The heat and our national worry about energy costs have put an interesting research topic on the front burner. It's an issue you may have wondered about: Why are cities getting hotter and what can we do about it?
There's no doubt about it, if you want to beat the heat, don't head toward the center of any big city.
University of Utah associate professor Eric Pardyjak said, "In Salt Lake City, the temperatures are definitely getting hotter in the urban environment."
He and assistant professor Steve Burian are studying what's become a hot issue in science: the so-called heat island effect. Cities absorb and re-radiate energy, so they're generally hotter than surrounding areas.
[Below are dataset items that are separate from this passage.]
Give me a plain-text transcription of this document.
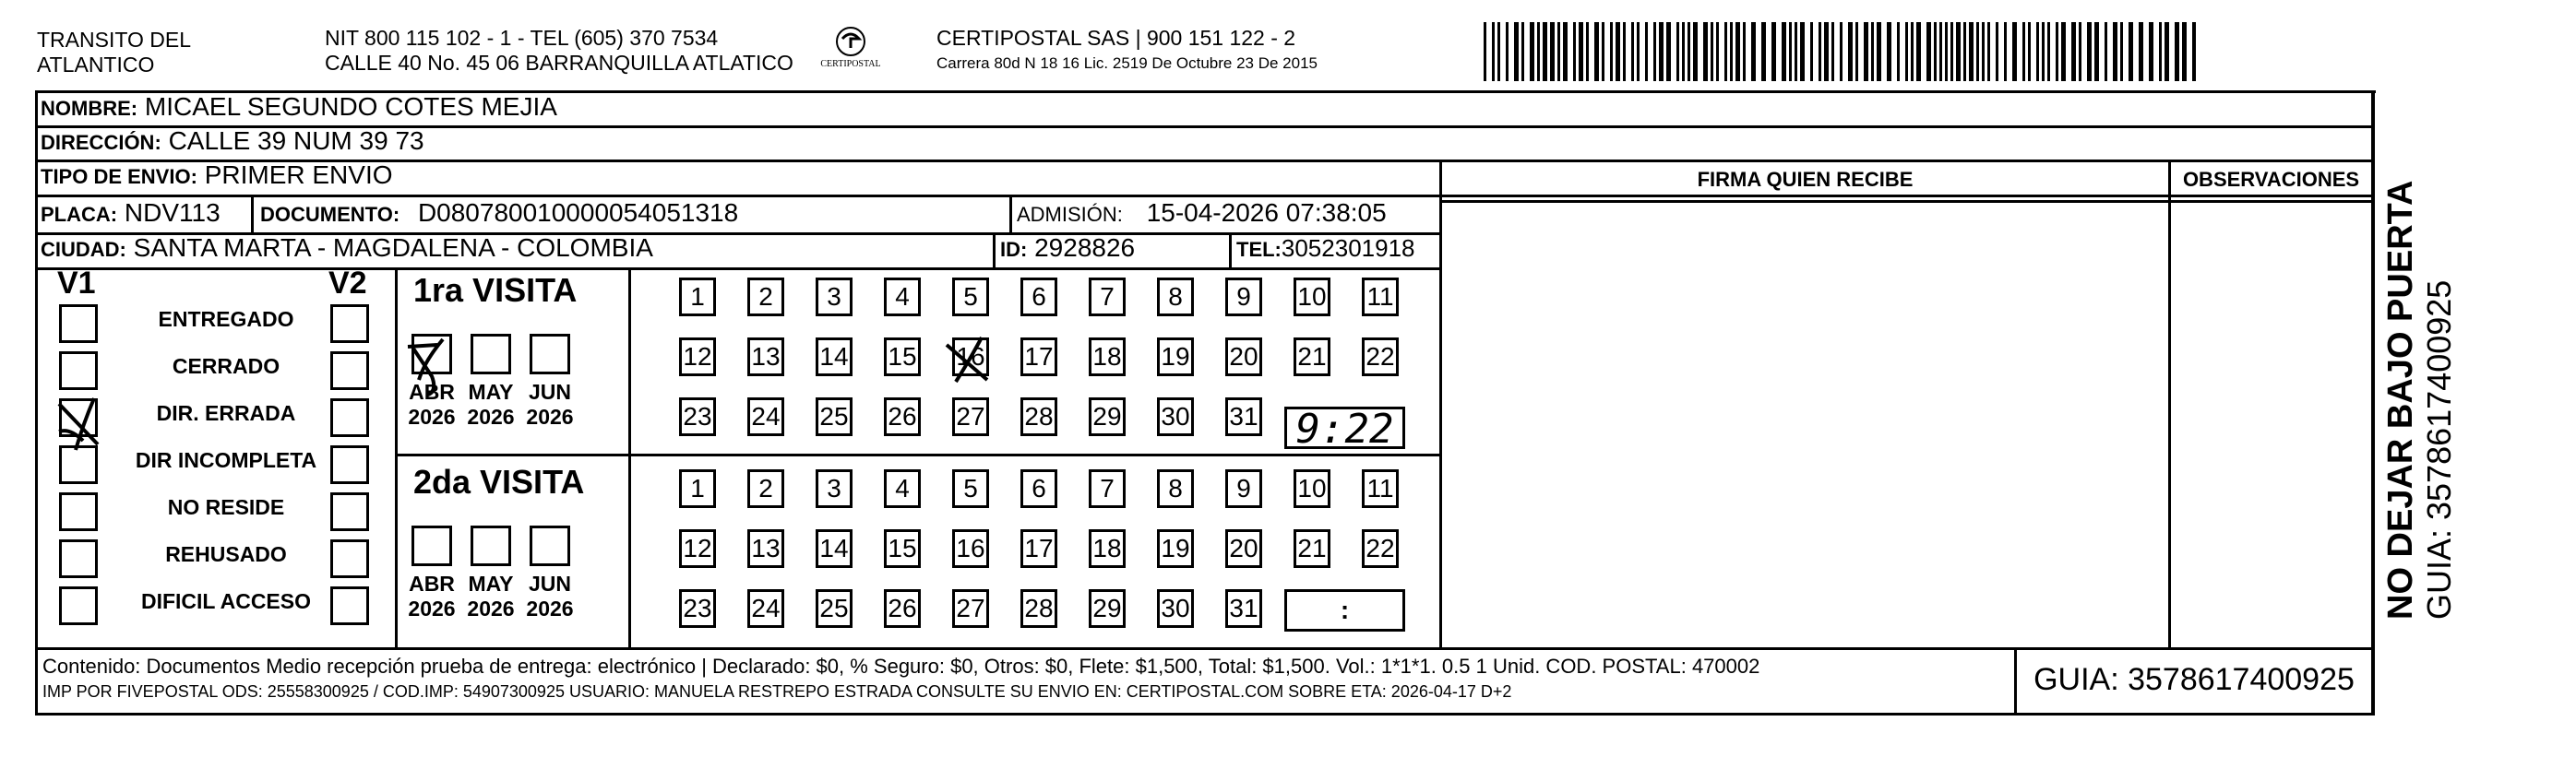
TRANSITO DEL
ATLANTICO
NIT 800 115 102 - 1 - TEL (605) 370 7534
CALLE 40 No. 45 06 BARRANQUILLA ATLATICO	CERTIPOSTAL
CERTIPOSTAL SAS | 900 151 122 - 2
Carrera 80d N 18 16 Lic. 2519 De Octubre 23 De 2015
NOMBRE: MICAEL SEGUNDO COTES MEJIA
DIRECCIÓN: CALLE 39 NUM 39 73
TIPO DE ENVIO: PRIMER ENVIO
PLACA: NDV113 DOCUMENTO: D080780010000054051318	ADMISIÓN: 15-04-2026 07:38:05
CIUDAD: SANTA MARTA - MAGDALENA - COLOMBIA	ID: 2928826	TEL:3052301918
FIRMA QUIEN RECIBE	OBSERVACIONES
NO DEJAR BAJO PUERTA GUIA: 3578617400925
V1	V2
ENTREGADO
CERRADO
DIR. ERRADA
DIR INCOMPLETA
NO RESIDE
REHUSADO
DIFICIL ACCESO
1ra VISITA
2da VISITA
ABR
2026
MAY
2026
JUN
2026
ABR
2026
MAY
2026
JUN
2026
1	2	3	4	5	6	7	8	9	10 11
12 13 14 15 16 17 18 19 20 21 22
23 24 25 26 27 28 29 30 31
1	2	3	4	5	6	7	8	9	10 11
12 13 14 15 16 17 18 19 20 21 22
23 24 25 26 27 28 29 30 31
9:22
:
Contenido: Documentos Medio recepción prueba de entrega: electrónico | Declarado: $0, % Seguro: $0, Otros: $0, Flete: $1,500, Total: $1,500. Vol.: 1*1*1. 0.5 1 Unid. COD. POSTAL: 470002
IMP POR FIVEPOSTAL ODS: 25558300925 / COD.IMP: 54907300925 USUARIO: MANUELA RESTREPO ESTRADA CONSULTE SU ENVIO EN: CERTIPOSTAL.COM SOBRE ETA: 2026-04-17 D+2	GUIA: 3578617400925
Burian said, "If you live in cities, you're going to expect some effect. I think the best we can do is work toward mitigating that effect to the greatest extent possible for the least cost."
A lot of it is just plain old common sense. For example, who do you think would be more comfortable, me or my photographer, Jay Dortzbach? What was I thinking, wearing a dark coat?
We frequently dress our buildings in the wrong colors, too, in shades of dark, absorbent colors like way too many parking lots.
"So a darker material is going to absorb more of the energy," Burian explained. "And so it's going to reflect at a slower rate, or not reflect but radiate at a rate that's going to raise the temperatures near that material."
Scientists recently realized an even bigger factor you've probably never heard of: the "sky view factor." How much sky do you see when you're sweltering in the heat?
Eric Pardyjak said, "In an urban area, where you have urban canyons and tall buildings with walls around you, there's less ability for your body to emit any heat into space because it's being blocked. The radiation is being blocked by the buildings and being trapped in the urban canopy."
Everybody agrees green is better. But which beats the heat better, traditional turf grass or water-wise xeriscaping?
Burian said, "I'm going to be focusing on trying to model what the effects of the different types of covers and configurations in the urban areas are on temperatures."
In an era of worry about energy costs, government money is beginning to flow toward research. Whether urban planners will ever use the science, well, that's another story.
University researchers won approval just last week for a National Science Foundation grant. They'll use video game technology in computers to see if they can design building configurations that will trap less heat.